Carlton pays his own school fees


Story & picture courtesy of PJV media unit
HE continues to be the success story of the Porgera Joint Venture (PJV) initiated Agrikids programme and young Carlton Samuel is showing no signs of slowing down.
The eight-year-old has this year paid his way into a new private school for him and his younger brother at Porgera Station, made possible through the sale of vegetables from his home backyard garden.
On June 20 2019, Carlton and his parents staged a field day assisted by PJV’s Community Development (CD) team to show their appreciation to the company and supporting local institutions like the Porgera Women in Business (PWiB) and the Porgera Chamber of Commerce and Industry (PCCI).

Left 1: The Samuel family (left to right) Nas, Jeremy, Samuel and Carlton.
Left 2: Iarume (second from right) assisted by Pakea (right) presents a tray
of vegetable seedlings and the fertilisers to the Samuels.
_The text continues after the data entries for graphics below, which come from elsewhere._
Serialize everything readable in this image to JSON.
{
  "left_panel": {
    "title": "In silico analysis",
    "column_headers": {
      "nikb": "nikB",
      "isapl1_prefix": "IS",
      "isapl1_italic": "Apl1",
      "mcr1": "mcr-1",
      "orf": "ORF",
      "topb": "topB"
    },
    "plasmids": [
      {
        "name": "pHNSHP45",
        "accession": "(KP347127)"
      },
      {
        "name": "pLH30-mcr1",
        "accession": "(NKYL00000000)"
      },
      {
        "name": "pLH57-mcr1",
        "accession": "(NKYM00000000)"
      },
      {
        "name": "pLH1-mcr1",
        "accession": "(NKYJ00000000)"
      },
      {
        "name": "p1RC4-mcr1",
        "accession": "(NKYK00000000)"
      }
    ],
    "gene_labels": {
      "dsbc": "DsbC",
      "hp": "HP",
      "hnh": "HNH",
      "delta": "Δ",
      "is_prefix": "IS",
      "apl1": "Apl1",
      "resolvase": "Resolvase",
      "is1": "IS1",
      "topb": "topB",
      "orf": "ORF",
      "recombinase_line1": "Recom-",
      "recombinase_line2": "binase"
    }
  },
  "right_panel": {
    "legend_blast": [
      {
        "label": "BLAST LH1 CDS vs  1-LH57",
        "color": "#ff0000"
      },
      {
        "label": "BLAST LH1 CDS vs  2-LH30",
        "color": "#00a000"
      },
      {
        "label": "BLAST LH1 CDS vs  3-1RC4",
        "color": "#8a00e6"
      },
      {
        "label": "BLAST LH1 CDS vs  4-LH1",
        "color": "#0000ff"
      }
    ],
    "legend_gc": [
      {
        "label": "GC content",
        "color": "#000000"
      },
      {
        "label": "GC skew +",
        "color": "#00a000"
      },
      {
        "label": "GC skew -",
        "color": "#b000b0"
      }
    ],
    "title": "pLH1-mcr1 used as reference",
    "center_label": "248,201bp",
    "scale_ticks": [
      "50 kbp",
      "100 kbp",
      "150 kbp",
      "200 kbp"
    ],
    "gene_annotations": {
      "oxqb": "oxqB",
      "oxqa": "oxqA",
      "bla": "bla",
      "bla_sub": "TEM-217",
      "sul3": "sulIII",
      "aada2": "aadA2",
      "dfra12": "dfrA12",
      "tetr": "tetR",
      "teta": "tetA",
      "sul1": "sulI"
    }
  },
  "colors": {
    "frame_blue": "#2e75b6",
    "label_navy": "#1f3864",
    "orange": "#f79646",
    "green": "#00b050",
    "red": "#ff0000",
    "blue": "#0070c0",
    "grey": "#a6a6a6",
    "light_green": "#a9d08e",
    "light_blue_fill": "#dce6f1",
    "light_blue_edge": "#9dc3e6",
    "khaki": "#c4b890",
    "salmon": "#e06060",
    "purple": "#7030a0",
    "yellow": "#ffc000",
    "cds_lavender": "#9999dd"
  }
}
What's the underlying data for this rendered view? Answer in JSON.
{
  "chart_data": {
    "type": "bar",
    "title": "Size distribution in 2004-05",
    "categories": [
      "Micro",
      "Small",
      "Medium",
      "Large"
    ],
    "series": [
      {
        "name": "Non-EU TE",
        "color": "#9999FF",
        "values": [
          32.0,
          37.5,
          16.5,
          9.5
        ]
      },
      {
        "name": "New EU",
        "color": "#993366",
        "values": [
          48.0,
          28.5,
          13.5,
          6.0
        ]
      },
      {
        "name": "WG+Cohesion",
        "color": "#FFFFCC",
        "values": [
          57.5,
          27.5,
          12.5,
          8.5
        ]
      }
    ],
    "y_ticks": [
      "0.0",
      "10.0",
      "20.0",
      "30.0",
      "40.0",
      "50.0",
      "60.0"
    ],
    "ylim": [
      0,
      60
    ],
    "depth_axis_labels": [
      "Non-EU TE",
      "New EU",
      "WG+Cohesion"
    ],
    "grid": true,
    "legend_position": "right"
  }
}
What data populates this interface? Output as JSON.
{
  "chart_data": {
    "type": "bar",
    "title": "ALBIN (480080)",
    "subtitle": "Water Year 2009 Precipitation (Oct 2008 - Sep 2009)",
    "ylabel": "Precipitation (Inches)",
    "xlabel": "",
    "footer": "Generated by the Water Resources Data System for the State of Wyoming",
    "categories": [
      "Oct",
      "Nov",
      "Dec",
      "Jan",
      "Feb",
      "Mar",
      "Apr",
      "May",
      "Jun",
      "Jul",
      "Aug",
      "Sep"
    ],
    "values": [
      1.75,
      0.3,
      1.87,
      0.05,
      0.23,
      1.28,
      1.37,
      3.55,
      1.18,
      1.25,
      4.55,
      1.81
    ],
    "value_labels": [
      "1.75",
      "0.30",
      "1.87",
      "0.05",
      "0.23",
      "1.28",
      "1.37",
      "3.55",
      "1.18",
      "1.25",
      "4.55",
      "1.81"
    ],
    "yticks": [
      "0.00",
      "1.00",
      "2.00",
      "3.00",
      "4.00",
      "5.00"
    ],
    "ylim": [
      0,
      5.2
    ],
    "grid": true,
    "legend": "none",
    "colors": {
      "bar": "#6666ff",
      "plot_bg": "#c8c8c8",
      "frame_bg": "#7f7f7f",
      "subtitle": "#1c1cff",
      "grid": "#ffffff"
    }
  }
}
This also marked the end of Carlton’s Agrikds programme, which he embarked on a year ago when the programme was first introduced as a pilot project for the Aumbi Elementary school, where Carlton was a student.
Since June of last year, Carlton with the support of his parents had raised K4,500 through the sale of broccoli, cabbage and lettuce cropped and harvested from the family’s backyard plots at Porgera Station.
“We sold to the main market and to PWiB. We payed K300 each for Carlton and his brother to attend a new Four Square Christian Academy school at Porgera Station and some of the money we bought food and essentials.
We also plan to open a Kids Savings Account for Carlton,” said Samuel Leo, Carlton’s father.
Leo, an employee of the Paiam Hospital said since the closure of the hospital, he has focused his efforts toward supporting Carltons agriculture projects and this has sustained the family so far.
Over the course of the year, the PJV team together with village agriculture extension workers, Rosebenami Alua, Roselyn Pawe and Lina Aluako delivered various training and support to Carlton’s family.
“What has been most important are the skills we have learnt; how to make a nursery and how to make compost. I almost gave up and then Rosebenami taught us how to make compost and separate the soil so that the seedlings are not destroyed by insects and do not dry up because of a lack of water, now our crops are coming up ok,” Leo expressed.
Carlton’s success is what PJV hopes to see in the communities it has delivered the Agrikids programme to.
So far, they include the Mungulep Primary school, Alipis Elementary and the Kulapi #4 Elementary school.
Senior Officer with PJV Community Development, Peter Tumun said PJV will continue to provide support and encouraged Carlton’s parents to continue to support Carlton’s interest in agriculture.
“What Carlton has now is a lifetime skill and he must be encouraged to continue doing this. PJV will monitor and support Carlton’s progress,” he said.
Providing a market for Carlton and his family to sell their produce, PWiB President Elisabeth Iarume presented Carlton’s family with a seedling tray and three plastic bags of fertiliser to continue their work.
Iarume said Carlton’s mother Nas, has never failed to supply quality vegetables to the PWiB and the outcomes achieved by Carlton’s family is what other families in Porgera should aim to achieve.
“We need to build on from the Agrikids programme and continue to promote agriculture among the young and families. The market already exists and we must continue to promote the interest,” Iarume said.
PJV Community Relations Superintendent, Tum Erasi said Carton’s achievements promote PJV’s continuing focus on food security in the Valley.
“Carlton is a success story and gives hope that good can come out from Porgera with the right partnerships, attitude and focus,” Erasi said.
Twenty-seven students from the Mungulep primary school have taken the Agrikids concept back to their homes and have built nurseries.
The PJV team is monitoring the progress of these students with training and technical advice.